Cycle sur La peur - 2022

« LA PEUR »

Cycle de 3 conférences d’Alain CHAFFEL,
agrégé et docteur en histoire,
professeur honoraire
en Classes Préparatoires aux Grandes Écoles commerciales
au lycée Camille Vernet.

Première conférence

LES GRANDES PANDÉMIES, DEPUIS LA PESTE NOIRE À NOS JOURS.

L'humanité a toujours connu des pandémies traumatisantes. La COVID-19 n'échappe pas à la règle. Peut-on pour autant comparer l'impact des épidémies depuis le Moyen-âge, étant donné la diversité des contextes, des époques et des traumatismes ? S'engager dans une synthèse comparative historique semble a priori hasardeux. Pourtant, lorsqu'on observe les réactions des sociétés, on retrouve souvent le même type de comportement, bien que les peurs et les espoirs puissent prendre des formes différentes.

Voilà le thème qu’a abordé Alain CHAFFEL, au cours de cette première conférence destinée aux étudiants de classe préparatoire aux Sciences Po (CPES) dont l’un des deux thèmes de l’épreuve de « Questions Contemporaines » est « la peur ».

Thumbnail

 

Seconde conférence

TROIS MYTHES FONDATEURS DU COMPLOTISME :
LES « COMPLOTS » JÉSUITES, FRANCS-MACONS ET JUIFS.

Les rumeurs de complots, les mythes complotistes, les théories du complot, selon les définitions que l'on adopte, existent depuis longtemps. Pour Le Petit Larousse (édition 2017), le complotisme « se dit de quelqu’un qui récuse la version communément admise d’un événement et cherche à démontrer que celui-ci résulte d’un complot fomenté par une minorité active ».

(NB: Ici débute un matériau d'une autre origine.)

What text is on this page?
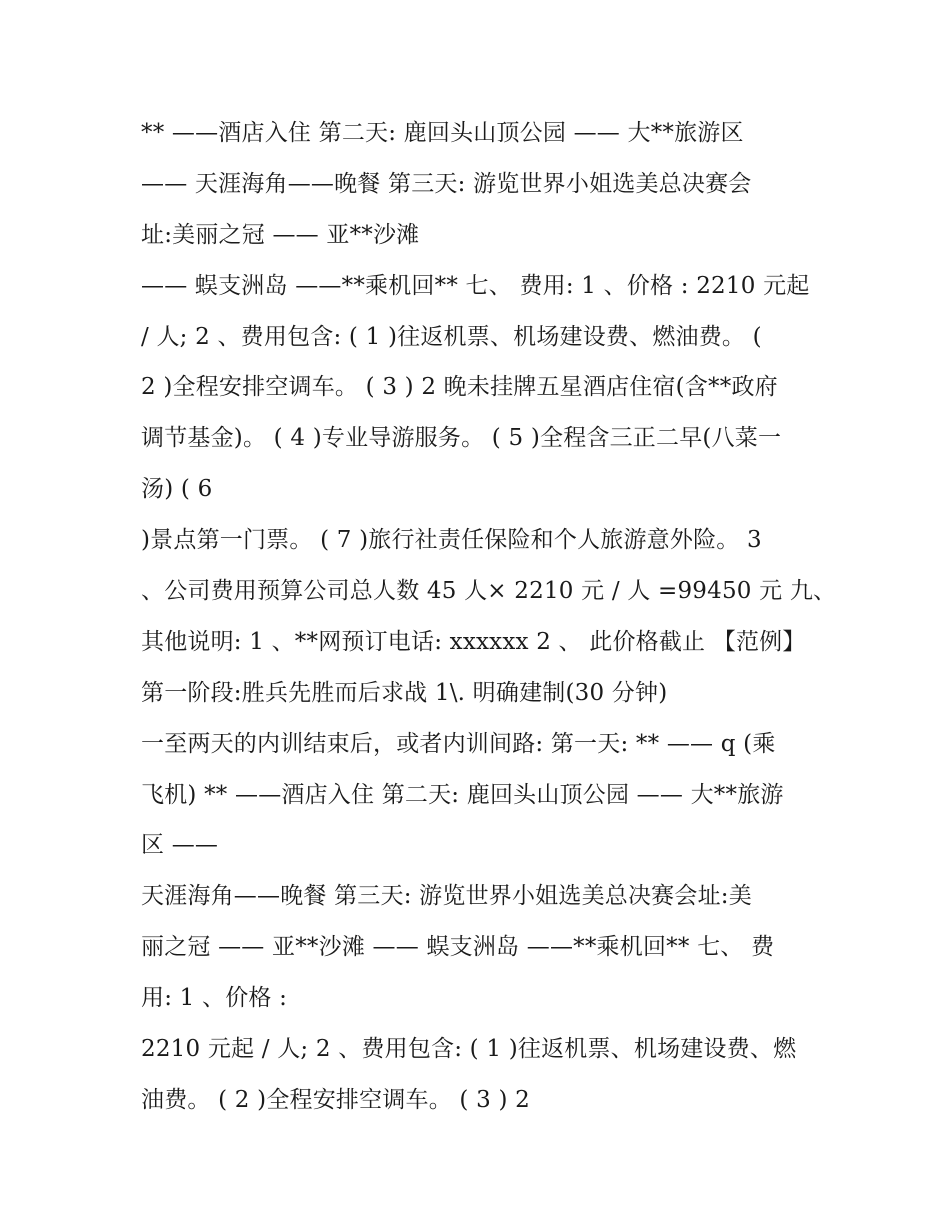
** ——酒店入住 第二天: 鹿回头山顶公园 —— 大**旅游区
—— 天涯海角——晚餐 第三天: 游览世界小姐选美总决赛会
址:美丽之冠 —— 亚**沙滩
—— 蜈支洲岛 ——**乘机回** 七、 费用: 1 、价格 : 2210 元起
/ 人; 2 、费用包含: ( 1 )往返机票、机场建设费、燃油费。 (
2 )全程安排空调车。 ( 3 ) 2 晚未挂牌五星酒店住宿(含**政府
调节基金)。 ( 4 )专业导游服务。 ( 5 )全程含三正二早(八菜一
汤) ( 6
)景点第一门票。 ( 7 )旅行社责任保险和个人旅游意外险。 3
、公司费用预算公司总人数 45 人× 2210 元 / 人 =99450 元 九、
其他说明: 1 、**网预订电话: xxxxxx 2 、 此价格截止 【范例】
第一阶段:胜兵先胜而后求战 1\. 明确建制(30 分钟)
一至两天的内训结束后，或者内训间路: 第一天: ** —— q (乘
飞机) ** ——酒店入住 第二天: 鹿回头山顶公园 —— 大**旅游
区 ——
天涯海角——晚餐 第三天: 游览世界小姐选美总决赛会址:美
丽之冠 —— 亚**沙滩 —— 蜈支洲岛 ——**乘机回** 七、 费
用: 1 、价格 :
2210 元起 / 人; 2 、费用包含: ( 1 )往返机票、机场建设费、燃
油费。 ( 2 )全程安排空调车。 ( 3 ) 2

Cette minorité active contrôlerait secrètement l’ordre politique et social pour le manipuler et le dominer. L'analyse complotiste ne se contente pas de critiquer, voire de condamner un pouvoir ou un système, de dénoncer les vrais complots (qui ont toujours existé), elle privilégie systématiquement l’hypothèse du complot qui devient la seule grille de lecture des phénomènes sociaux... Puisque les Bolcheviks s'emparent du pouvoir en 1917 c'est la preuve d'un complot judéo-bolchevique ! Les trois mythes fondateurs du conspirationnisme - le complot jésuite, le complot franc-maçon et le complot juif - permettent d'analyser le contenu du discours complotiste, ses origines et son impact dans la société.

Thumbnail

Troisième et dernière conférence

DIVERSITÉ, DÉFIS ET ENJEUX DU COMPLOTISME CONTEMPORAIN

Dernier volet de cette série de conférence sur la théorie du complot et la peur qu’elle suscite consciemment et inconsciemment dans les populations et les élites dirigeantes.

La certitude d'avoir été volontairement trompé par les autorités, les médias, les scientifiques ou par des groupuscules puissants est au cœur du discours complotiste : des groupes malfaisants et secrets manipuleraient dans l’ombre le fonctionnement des sociétés. Le conspirationnisme contemporain, tout en continuant d'instrumentaliser la thématique des « vieux » complots juifs et francs-maçons, se caractérise par la rapidité avec laquelle de nouvelles théories apparaissent. Il se caractérise aussi par leur forte exposition publique. Du coup, l’imaginaire du complot est intarissable et rassurant pour ses partisans qui dénoncent l'action des « puissants », action qu'ils qualifient de secrète et diabolique. Mais le discours complotiste peut aussi devenir un véritable instrument de pouvoir. Il peut devenir une manière de gouverner afin d'éliminer des opposants ou supposés tels ou pour justifier des échecs. D’où sa puissance explicative dans notre monde ultra connecté… mais pas toujours bien informé : cette « peur » de l’autre qui anime certaines élites, qui entretiennent sciemment ce sentiment de populations plus fragiles culturellement.

Ainsi s’est achevé le cycle d’Alain CHAFFEL qui nous a apporté des éléments explicatifs et des illustrations passées et présentes de l’usage de la peu comme instrument de gouvernement.